During the early years, Jasper Johns, Roy Lichtenstein and Robert Rauschenberg, among many, made Gemini and Los Angeles an important part of their working and social lives. They formed friendships with Gemini locals, including Jonathan Borofsky, Vija Celmins, Sam Francis, Bruce Nauman, Ken Price, Ed Ruscha, and British transplant David Hockney. Throughout, the adventuresome shop and tight ship that Felsen and Grinstein ran became not simply an American destination but the worldwide headquarters of graphic experimentation. Gemini now hosts – at the iconic Frank Gehry facility on Melrose Avenue – a geographically diverse roster of artists, including Daniel Buren and Sophie Calle of France, Ann Hamilton of Ohio, Mehretu of Ethiopia via Detroit and New York, and Gehry and John Baldessari of Los Angeles.

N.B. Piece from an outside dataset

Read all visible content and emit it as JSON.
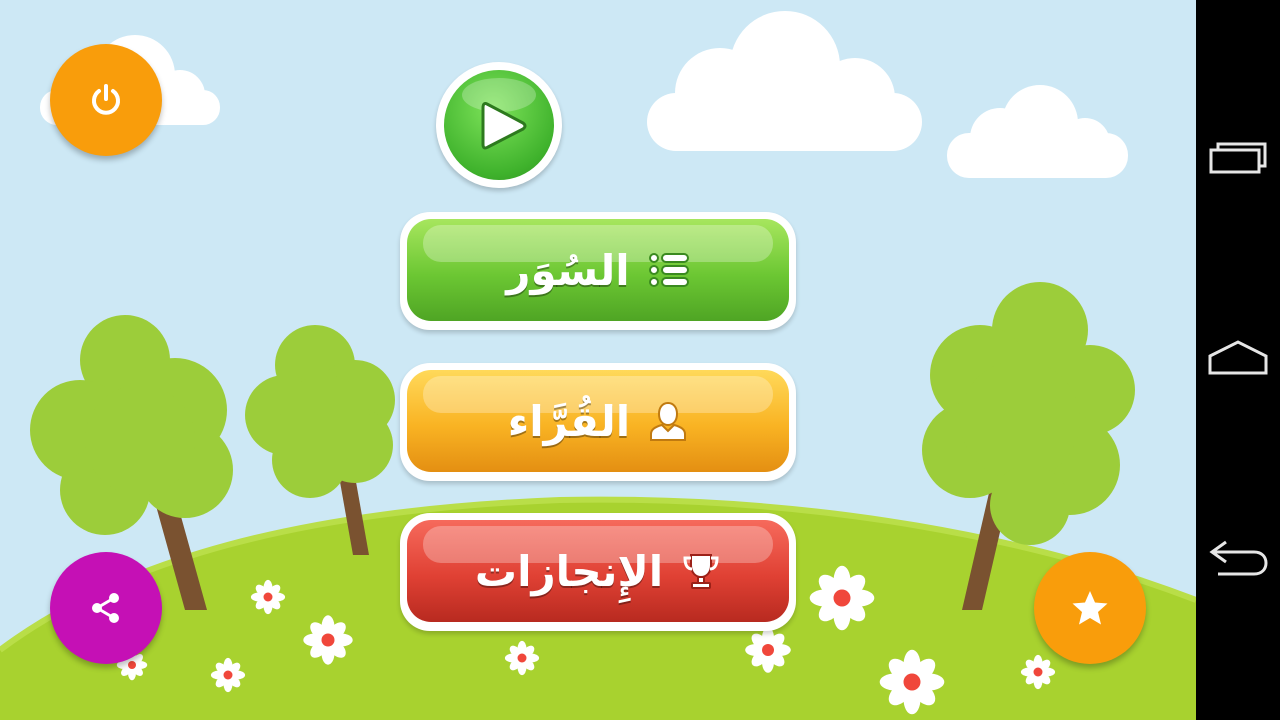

While both life-long and new collectors plan regular visits to the workshop, where the galleries are open to the public, they also enjoy the renowned online and physical resource of the groundbreaking Gemini archive at the National Gallery of Art, and follow Gemini’s notable art fair circuit to see the very newest work. Creative collaboration between the artists and Gemini G.E.L. remains the hallmark of the workshop at 8365 Melrose Avenue in Los Angeles, where today Gemini is recognized as one of the premier print publishers in the world, and where works of art in all graphic media and a variety of sculptural materials bear the Gemini chop of excellence. As Gemini is honored for its historic past, attention in the shop is, as always, focused on the discoveries of the future.